The adapter translates.
A builder assembles one complex object step by step.
This adapter does something different.
It takes one existing object and exposes it as many target objects.
Builder:
many setup steps -> one final object
Cached Adapter:
one existing object -> many adapted objects
The model training code has one job:
train on windows
The adapter has one job:
turn a raw series into windows
The cache belongs near the adaptation logic because it optimizes that conversion.
The training code can depend on an abstraction:
for window in training_windows:
train_on_window(window)
It does not depend directly on:
TemperatureSeries
sensor storage
window slicing rules
cache mechanics
That makes the training code easier to test and easier to reuse.
A related idea appears in scikit-learn pipelines. A scikit-learn Pipeline chains transformers and estimators, and intermediate pipeline steps are expected to implement fit and transform. The pipeline also has a memory option that can cache fitted transformers, which helps avoid repeated computation when parameters and input data are identical.
That is not called “Cached Adapter” in the docs, but the design pressure is similar:
expensive transformation
same inputs
same parameters
repeated usage
-> cache the result
The scikit-learn docs also note that caching is especially interesting when fitting a transformer is costly.
So in data science code, caching belongs naturally around transformation boundaries.
References:
Use this style when:
| Situation | Why caching helps |
|---|---|
| One source object expands into many target objects | Rebuilding the same list repeatedly is wasteful. |
| Adaptation is expensive | CPU, memory, parsing, feature extraction, or I/O cost can be avoided. |
| The same source is adapted repeatedly | Training epochs, repeated rendering, repeated reports, repeated API calls. |
| The adaptation is deterministic | Same input should produce the same output. |
| You have a reliable cache key | You can tell when cached data is still valid. |
| Adapted objects are safe to share | Immutable or treated as read-only. |
Good examples:
time series -> sliding windows
image file -> tiles
document -> tokens
audio file -> frames
API response -> domain objects
map route -> coordinate points
large table -> row objects
Do not cache just because you can.
Avoid caching when:
| Situation | Why caching may hurt |
|---|---|
| Adaptation is cheap | The cache adds complexity without benefit. |
| Output is huge | Memory usage may become worse than recomputation. |
| Source changes often | Cache invalidation becomes risky. |
| Cache key is unreliable | Stale or incorrect results become likely. |
| Adapted objects are mutable | One caller may accidentally affect another. |
| Adaptation depends on hidden context | Time, permissions, locale, random seed, or environment may change the result. |
A dangerous version would be:
_cache[series.sensor_id] = windows
That looks simple, but it ignores:
data version
window size
prediction horizon
normalization settings
feature options
A cache that forgets important inputs is worse than no cache.
Ask:
Does this adapter convert one object into many objects?

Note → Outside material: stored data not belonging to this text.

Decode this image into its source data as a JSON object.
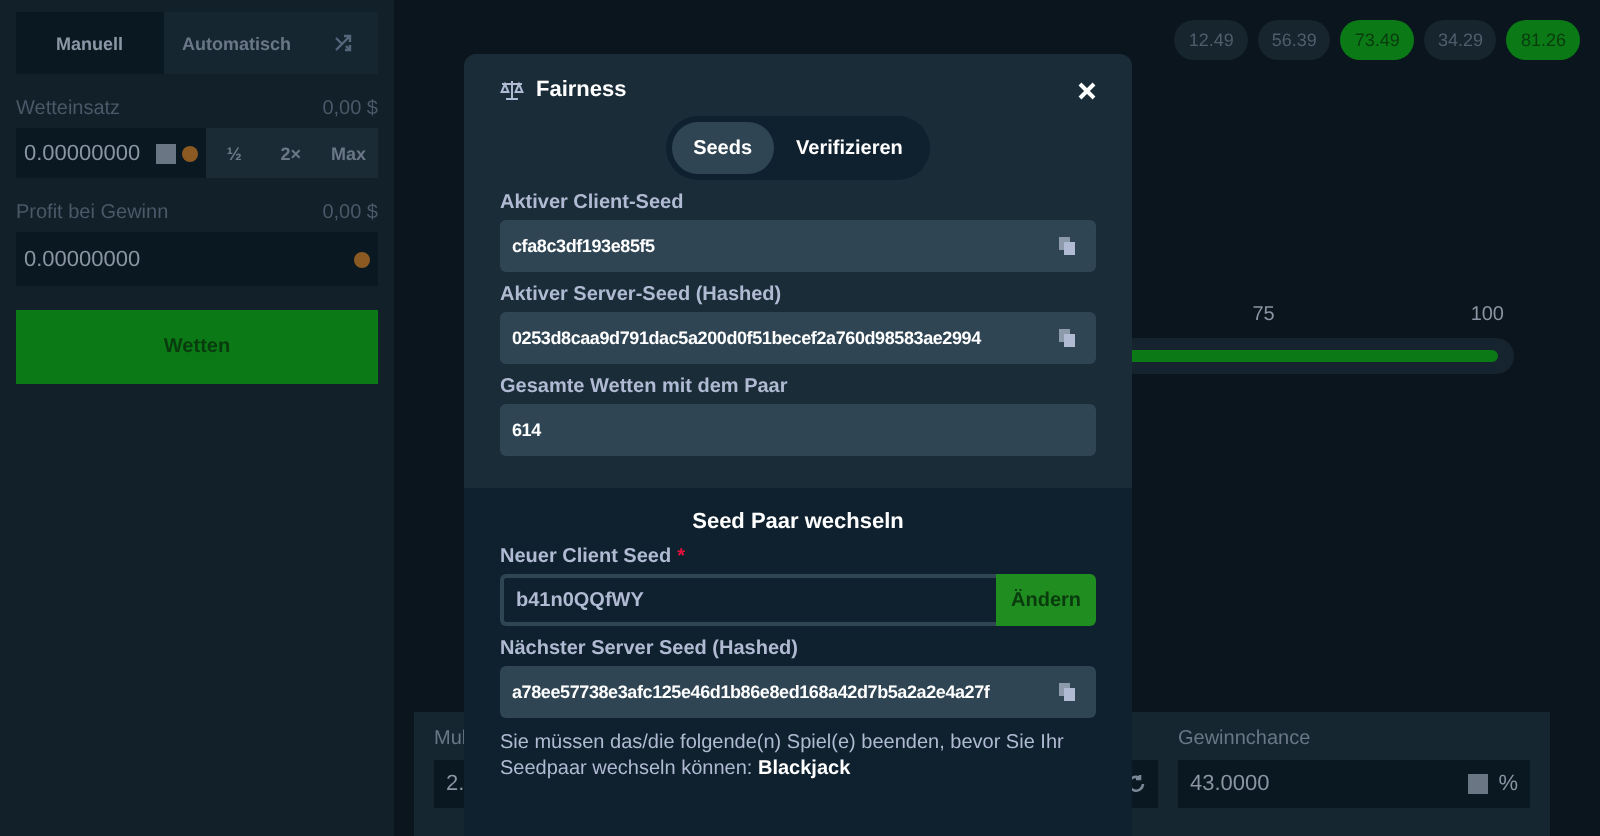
{
  "sidebar": {
    "tabs": [
      {
        "label": "Manuell",
        "selected": true
      },
      {
        "label": "Automatisch",
        "selected": false
      }
    ],
    "bet": {
      "label": "Wetteinsatz",
      "amount": "0,00 $",
      "value": "0.00000000",
      "buttons": [
        "½",
        "2×",
        "Max"
      ]
    },
    "profit": {
      "label": "Profit bei Gewinn",
      "amount": "0,00 $",
      "value": "0.00000000"
    },
    "bet_button": "Wetten"
  },
  "results": [
    {
      "value": "12.49",
      "win": false
    },
    {
      "value": "56.39",
      "win": false
    },
    {
      "value": "73.49",
      "win": true
    },
    {
      "value": "34.29",
      "win": false
    },
    {
      "value": "81.26",
      "win": true
    }
  ],
  "slider": {
    "ticks": [
      "75",
      "100"
    ]
  },
  "bottom_panel": {
    "column_1": {
      "label": "Mul",
      "value": "2."
    },
    "win_chance": {
      "label": "Gewinnchance",
      "value": "43.0000",
      "unit": "%"
    }
  },
  "modal": {
    "title": "Fairness",
    "tabs": [
      {
        "label": "Seeds",
        "selected": true
      },
      {
        "label": "Verifizieren",
        "selected": false
      }
    ],
    "fields": [
      {
        "label": "Aktiver Client-Seed",
        "value": "cfa8c3df193e85f5",
        "copyable": true
      },
      {
        "label": "Aktiver Server-Seed (Hashed)",
        "value": "0253d8caa9d791dac5a200d0f51becef2a760d98583ae2994",
        "copyable": true
      },
      {
        "label": "Gesamte Wetten mit dem Paar",
        "value": "614",
        "copyable": false
      }
    ],
    "change": {
      "heading": "Seed Paar wechseln",
      "new_label": "Neuer Client Seed",
      "required_mark": "*",
      "new_value": "b41n0QQfWY",
      "button": "Ändern",
      "next_label": "Nächster Server Seed (Hashed)",
      "next_value": "a78ee57738e3afc125e46d1b86e8ed168a42d7b5a2a2e4a27f",
      "note": "Sie müssen das/die folgende(n) Spiel(e) beenden, bevor Sie Ihr Seedpaar wechseln können: **Blackjack**"
    }
  }
}
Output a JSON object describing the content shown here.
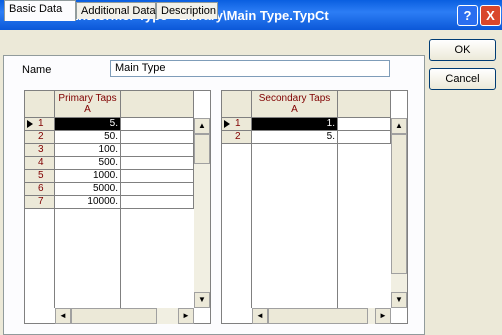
{
  "window": {
    "title": "Current Transformer Type - Library\\Main Type.TypCt"
  },
  "titlebar": {
    "help_label": "?",
    "close_label": "X"
  },
  "tabs": [
    {
      "label": "Basic Data",
      "active": true
    },
    {
      "label": "Additional Data",
      "active": false
    },
    {
      "label": "Description",
      "active": false
    }
  ],
  "form": {
    "name_label": "Name",
    "name_value": "Main Type"
  },
  "primary_grid": {
    "header": "Primary Taps",
    "unit": "A",
    "rows": [
      {
        "num": "1",
        "value": "5."
      },
      {
        "num": "2",
        "value": "50."
      },
      {
        "num": "3",
        "value": "100."
      },
      {
        "num": "4",
        "value": "500."
      },
      {
        "num": "5",
        "value": "1000."
      },
      {
        "num": "6",
        "value": "5000."
      },
      {
        "num": "7",
        "value": "10000."
      }
    ]
  },
  "secondary_grid": {
    "header": "Secondary Taps",
    "unit": "A",
    "rows": [
      {
        "num": "1",
        "value": "1."
      },
      {
        "num": "2",
        "value": "5."
      }
    ]
  },
  "buttons": {
    "ok": "OK",
    "cancel": "Cancel"
  },
  "scroll_glyphs": {
    "up": "▲",
    "down": "▼",
    "left": "◄",
    "right": "►"
  }
}
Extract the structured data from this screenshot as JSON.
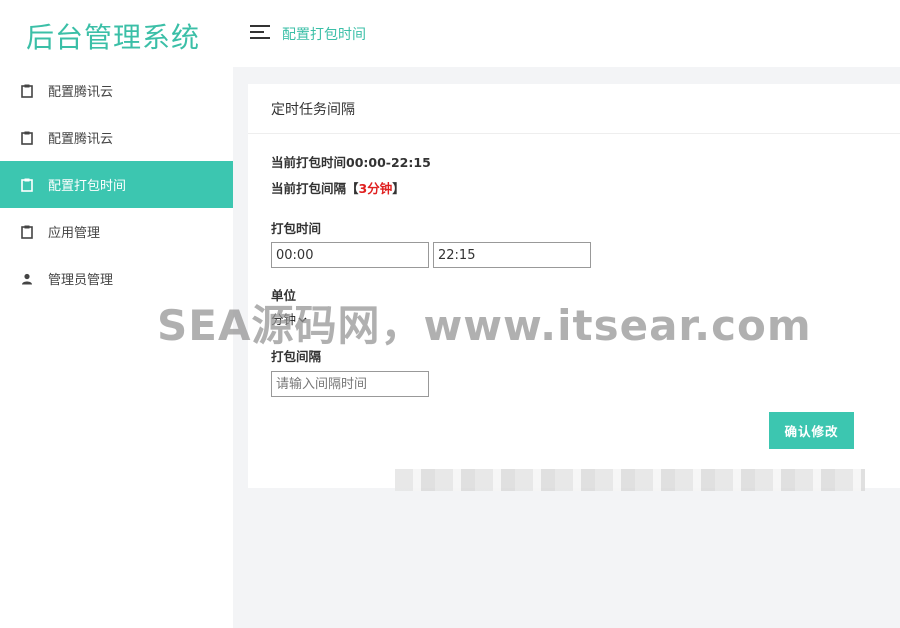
{
  "app": {
    "title": "后台管理系统"
  },
  "sidebar": {
    "items": [
      {
        "label": "配置腾讯云",
        "icon": "clipboard-icon",
        "active": false
      },
      {
        "label": "配置腾讯云",
        "icon": "clipboard-icon",
        "active": false
      },
      {
        "label": "配置打包时间",
        "icon": "clipboard-icon",
        "active": true
      },
      {
        "label": "应用管理",
        "icon": "clipboard-icon",
        "active": false
      },
      {
        "label": "管理员管理",
        "icon": "user-icon",
        "active": false
      }
    ]
  },
  "header": {
    "title": "配置打包时间"
  },
  "card": {
    "title": "定时任务间隔",
    "current_time": "当前打包时间00:00-22:15",
    "current_interval_prefix": "当前打包间隔【",
    "current_interval_value": "3分钟",
    "current_interval_suffix": "】",
    "pack_time_label": "打包时间",
    "start_time": "00:00",
    "end_time": "22:15",
    "unit_label": "单位",
    "unit_value": "分钟",
    "interval_label": "打包间隔",
    "interval_placeholder": "请输入间隔时间",
    "submit_label": "确认修改"
  },
  "watermark": "SEA源码网，www.itsear.com",
  "colors": {
    "accent": "#3cc6b0",
    "logo": "#3bbfa7",
    "highlight": "#e02020"
  }
}
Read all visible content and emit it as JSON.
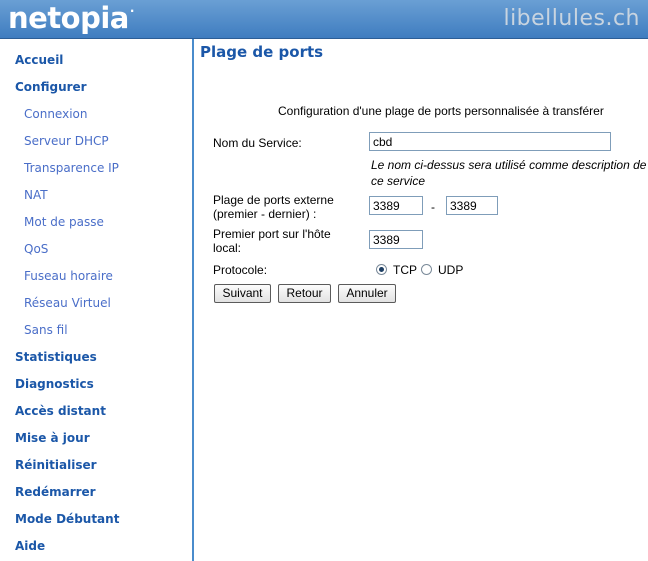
{
  "header": {
    "logo": "netopia",
    "logo_mark": ".",
    "watermark": "libellules.ch"
  },
  "sidebar": {
    "items": [
      {
        "label": "Accueil"
      },
      {
        "label": "Configurer"
      },
      {
        "label": "Connexion"
      },
      {
        "label": "Serveur DHCP"
      },
      {
        "label": "Transparence IP"
      },
      {
        "label": "NAT"
      },
      {
        "label": "Mot de passe"
      },
      {
        "label": "QoS"
      },
      {
        "label": "Fuseau horaire"
      },
      {
        "label": "Réseau Virtuel"
      },
      {
        "label": "Sans fil"
      },
      {
        "label": "Statistiques"
      },
      {
        "label": "Diagnostics"
      },
      {
        "label": "Accès distant"
      },
      {
        "label": "Mise à jour"
      },
      {
        "label": "Réinitialiser"
      },
      {
        "label": "Redémarrer"
      },
      {
        "label": "Mode Débutant"
      },
      {
        "label": "Aide"
      }
    ]
  },
  "main": {
    "title": "Plage de ports",
    "subtitle": "Configuration d'une plage de ports personnalisée à transférer",
    "form": {
      "service_label": "Nom du Service:",
      "service_value": "cbd",
      "service_hint": "Le nom ci-dessus sera utilisé comme description de ce service",
      "ext_range_label": "Plage de ports externe (premier - dernier) :",
      "ext_first": "3389",
      "range_sep": "-",
      "ext_last": "3389",
      "host_port_label": "Premier port sur l'hôte local:",
      "host_port_value": "3389",
      "protocol_label": "Protocole:",
      "protocol_tcp": "TCP",
      "protocol_udp": "UDP",
      "protocol_selected": "TCP"
    },
    "buttons": {
      "next": "Suivant",
      "back": "Retour",
      "cancel": "Annuler"
    }
  }
}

If yes, caching may be useful.
Ask:
Will the same adaptation happen more than once?
If yes, caching becomes more attractive.
Ask:
Is the adapted result deterministic and safely reusable?
If yes, caching is likely safe.
Ask:
Can I build a correct cache key?
If no, do not cache yet.
The most important rule:
Cache only when you can clearly name what makes two adaptations the same.
For the time-series adapter, this was:
sensor id
data version
window size
horizon
A normal adapter says:
This object has the right behavior, but the wrong interface.
I will wrap it and expose the interface the client expects.
A cached adapter says:
This object has the right data, but the wrong shape.
I will expand it into the target objects once, then reuse that expansion.
Mental model:
A raw time series is like a loaf of bread.
The training code wants slices.
The adapter slices the loaf.
The cache remembers the slices so you do not keep slicing the same loaf again.
One-sentence summary:
Use a cached adapter when adapting one object into many derived objects is expensive, repeated, deterministic, and can be safely identified by a correct cache key.